"There is not a lot to do in Yachats, Oregon, but that is what makes this seaside hamlet such a great destination." - travelguideofamerica.com
Perfect, I thought. This was what I needed. After ending a six year relationship only three short months ago, I yearned to go somewhere to heal my broken heart and rejuvenate my spirit. The remote coastal town of Yachats, Oregon (pop. 749) sounded perfect.
I flew into Portland, taking an early flight from Denver, and rented a car. There are a couple of different routes to the coast. I had chosen a route through the wine country, taking I-5S to OR-99W then to OR-18 W/OR-223 S/SE before heading south on US-101, the Pacific Coast Highway (PCH). Although a bit longer time-wise, the picturesque views made it well worth it. There was something about the symmetry of the vineyards that calmed me; the rolling hills of the fertile land put my mind at ease.
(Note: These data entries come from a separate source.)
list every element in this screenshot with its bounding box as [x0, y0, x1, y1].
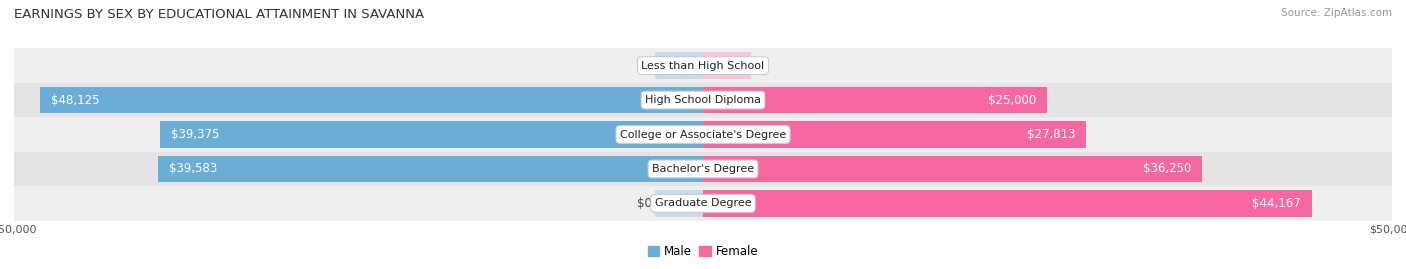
Text: $36,250: $36,250: [1143, 162, 1191, 175]
Bar: [14, 152, 1392, 186]
Text: $39,375: $39,375: [172, 128, 219, 141]
Bar: [703, 121, 1087, 148]
Text: Graduate Degree: Graduate Degree: [655, 198, 751, 208]
Bar: [39, 87, 703, 114]
Bar: [14, 83, 1392, 117]
Text: College or Associate's Degree: College or Associate's Degree: [620, 129, 786, 140]
Bar: [703, 52, 751, 79]
Bar: [703, 155, 1202, 182]
Bar: [14, 48, 1392, 83]
Bar: [14, 117, 1392, 152]
Text: $27,813: $27,813: [1026, 128, 1076, 141]
Bar: [655, 190, 703, 217]
Text: Source: ZipAtlas.com: Source: ZipAtlas.com: [1281, 8, 1392, 18]
Bar: [703, 87, 1047, 114]
Bar: [703, 190, 1312, 217]
Text: Bachelor's Degree: Bachelor's Degree: [652, 164, 754, 174]
Bar: [655, 52, 703, 79]
Text: High School Diploma: High School Diploma: [645, 95, 761, 105]
Text: $25,000: $25,000: [988, 94, 1036, 107]
Bar: [160, 121, 703, 148]
Text: $0: $0: [637, 197, 652, 210]
Text: $0: $0: [754, 59, 769, 72]
Text: EARNINGS BY SEX BY EDUCATIONAL ATTAINMENT IN SAVANNA: EARNINGS BY SEX BY EDUCATIONAL ATTAINMEN…: [14, 8, 425, 21]
Text: $39,583: $39,583: [169, 162, 217, 175]
Text: Less than High School: Less than High School: [641, 61, 765, 71]
Bar: [14, 186, 1392, 221]
Bar: [157, 155, 703, 182]
Text: $0: $0: [637, 59, 652, 72]
Text: $44,167: $44,167: [1251, 197, 1301, 210]
Legend: Male, Female: Male, Female: [643, 240, 763, 263]
Text: $48,125: $48,125: [51, 94, 100, 107]
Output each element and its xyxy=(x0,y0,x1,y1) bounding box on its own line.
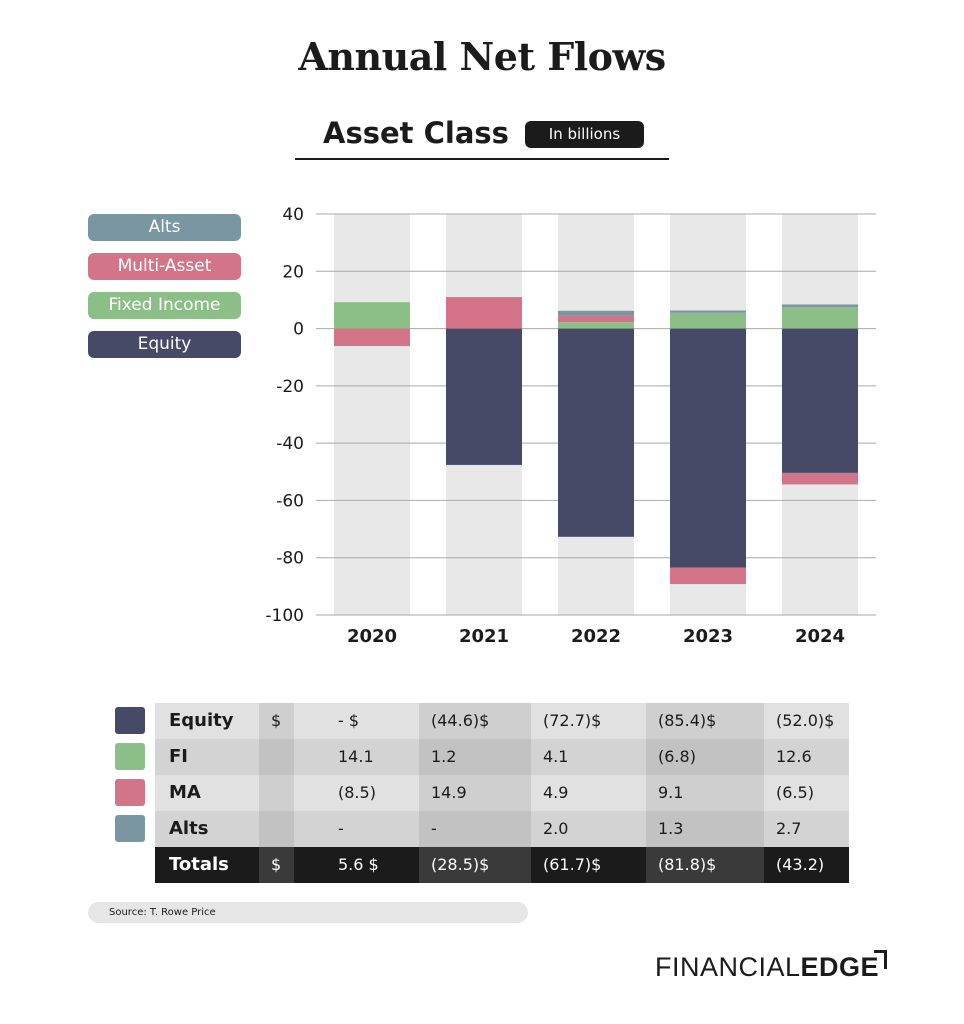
y-tick-label: 40 xyxy=(282,205,304,225)
bar-segment-multi-asset-2023 xyxy=(670,567,746,585)
bar-segment-multi-asset-2024 xyxy=(782,472,858,485)
brand-text-edge: EDGE xyxy=(800,952,880,982)
table-cell: 1.3 xyxy=(646,811,764,847)
legend-item-multi-asset: Multi-Asset xyxy=(88,253,241,280)
brand-text-financial: FINANCIAL xyxy=(655,952,801,982)
y-tick-label: 0 xyxy=(293,320,304,340)
table-cell: 2.7 xyxy=(764,811,849,847)
chart-subtitle: Asset Class xyxy=(323,116,509,150)
brand-logo: FINANCIALEDGE xyxy=(655,950,888,988)
table-cell: (72.7)$ xyxy=(531,703,646,739)
table-cell: 5.6 $ xyxy=(294,847,419,883)
table-cell: - xyxy=(294,811,419,847)
y-tick-label: -20 xyxy=(276,377,304,397)
bar-segment-multi-asset-2021 xyxy=(446,297,522,329)
y-tick-label: -60 xyxy=(276,491,304,511)
table-cell: 9.1 xyxy=(646,775,764,811)
table-row-swatch xyxy=(115,815,145,842)
unit-badge: In billions xyxy=(525,121,644,148)
table-row-label: Totals xyxy=(155,847,259,883)
table-cell xyxy=(259,811,294,847)
table-cell: (43.2) xyxy=(764,847,849,883)
y-tick-label: -100 xyxy=(265,606,304,626)
legend-item-equity: Equity xyxy=(88,331,241,358)
table-cell: (6.8) xyxy=(646,739,764,775)
x-tick-label: 2024 xyxy=(795,626,845,647)
legend: Alts Multi-Asset Fixed Income Equity xyxy=(88,214,241,370)
table-cell: 14.9 xyxy=(419,775,531,811)
x-tick-label: 2022 xyxy=(571,626,621,647)
table-cell: - xyxy=(419,811,531,847)
table-cell xyxy=(259,739,294,775)
table-cell: (44.6)$ xyxy=(419,703,531,739)
table-cell: $ xyxy=(259,847,294,883)
bar-segment-fixed-income-2024 xyxy=(782,307,858,329)
bar-segment-fixed-income-2023 xyxy=(670,312,746,329)
table-cell: - $ xyxy=(294,703,419,739)
bar-segment-multi-asset-2020 xyxy=(334,328,410,347)
table-cell xyxy=(259,775,294,811)
bar-segment-equity-2023 xyxy=(670,328,746,568)
bar-segment-alts-2024 xyxy=(782,304,858,308)
table-row-label: MA xyxy=(155,775,259,811)
table-cell: $ xyxy=(259,703,294,739)
x-tick-label: 2023 xyxy=(683,626,733,647)
column-background-2020 xyxy=(334,214,410,615)
table-cell: 4.9 xyxy=(531,775,646,811)
table-cell: (8.5) xyxy=(294,775,419,811)
table-cell: (28.5)$ xyxy=(419,847,531,883)
bar-segment-alts-2023 xyxy=(670,310,746,313)
bar-segment-equity-2022 xyxy=(558,328,634,537)
table-row-swatch xyxy=(115,779,145,806)
page-title: Annual Net Flows xyxy=(298,34,666,79)
table-cell: (85.4)$ xyxy=(646,703,764,739)
x-tick-label: 2020 xyxy=(347,626,397,647)
y-tick-label: 20 xyxy=(282,262,304,282)
table-cell: (61.7)$ xyxy=(531,847,646,883)
brand-corner-mark xyxy=(874,950,888,969)
table-cell: 1.2 xyxy=(419,739,531,775)
source-note: Source: T. Rowe Price xyxy=(88,902,528,923)
table-cell: 14.1 xyxy=(294,739,419,775)
bar-segment-alts-2022 xyxy=(558,310,634,316)
bar-segment-equity-2021 xyxy=(446,328,522,465)
table-row-swatch xyxy=(115,707,145,734)
legend-item-alts: Alts xyxy=(88,214,241,241)
table-cell: 4.1 xyxy=(531,739,646,775)
stacked-bar-chart: 40 20 0 -20 -40 -60 -80 -100 2020 2021 2022 2023 202… xyxy=(265,205,876,647)
table-row-label: FI xyxy=(155,739,259,775)
table-row-label: Alts xyxy=(155,811,259,847)
table-cell: (6.5) xyxy=(764,775,849,811)
x-tick-label: 2021 xyxy=(459,626,509,647)
table-cell: 12.6 xyxy=(764,739,849,775)
legend-item-fixed-income: Fixed Income xyxy=(88,292,241,319)
table-cell: 2.0 xyxy=(531,811,646,847)
y-tick-label: -40 xyxy=(276,434,304,454)
bar-segment-multi-asset-2022 xyxy=(558,315,634,323)
bar-segment-fixed-income-2022 xyxy=(558,322,634,329)
table-row-swatch xyxy=(115,743,145,770)
table-cell: (52.0)$ xyxy=(764,703,849,739)
subtitle-block: Asset Class In billions xyxy=(295,116,669,160)
bar-segment-fixed-income-2020 xyxy=(334,302,410,329)
bar-segment-equity-2024 xyxy=(782,328,858,473)
y-tick-label: -80 xyxy=(276,549,304,569)
table-row-label: Equity xyxy=(155,703,259,739)
table-cell: (81.8)$ xyxy=(646,847,764,883)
I felt connected to the earth.
As I made the left onto OR-18/OR-223 S/SE, I noticed a produce market. I stopped in, anticipating all the yummy fruits and vegetables that I could see growing. My arms filled with a couple of bags of Oregon tomatoes, berries and hazelnuts, I returned to the road, anticipating the roar of the sea and the salty scent of the air.
After about 3 hours, I turned left onto US-101, the Pacific Coast Highway. There it was, the Pacific Ocean: a voracious wild beast, its waves mercilessly pounding the shore. I drove south to Yachats, eager to see the quiet town that had captured my imagination.
When I pulled into the parking lot at the Overleaf Lodge, I knew I had chosen wisely. The hotel was lovely and my room was beautiful and cozy. The bed was huge, but kitted out with comfy bedding. The fireplace was an added touch. The best part, however, was the balcony with a killer view of the Pacific, it was superb.
But, the ocean was calling me, so I grabbed my rain jacket and camera, and fled the warmth of my comfortable room. I was in search of tide pools.
The 804 Trail runs just outside the hotel, along the rocky coast. I followed it north and there they were: the sea creatures I had dreamed of. Starfish of red, orange and purple perilously clung to the craggy rocks. Bright green sea anemone waved hello to me from under the shallow depths of the salty sea. My wish was fulfilled.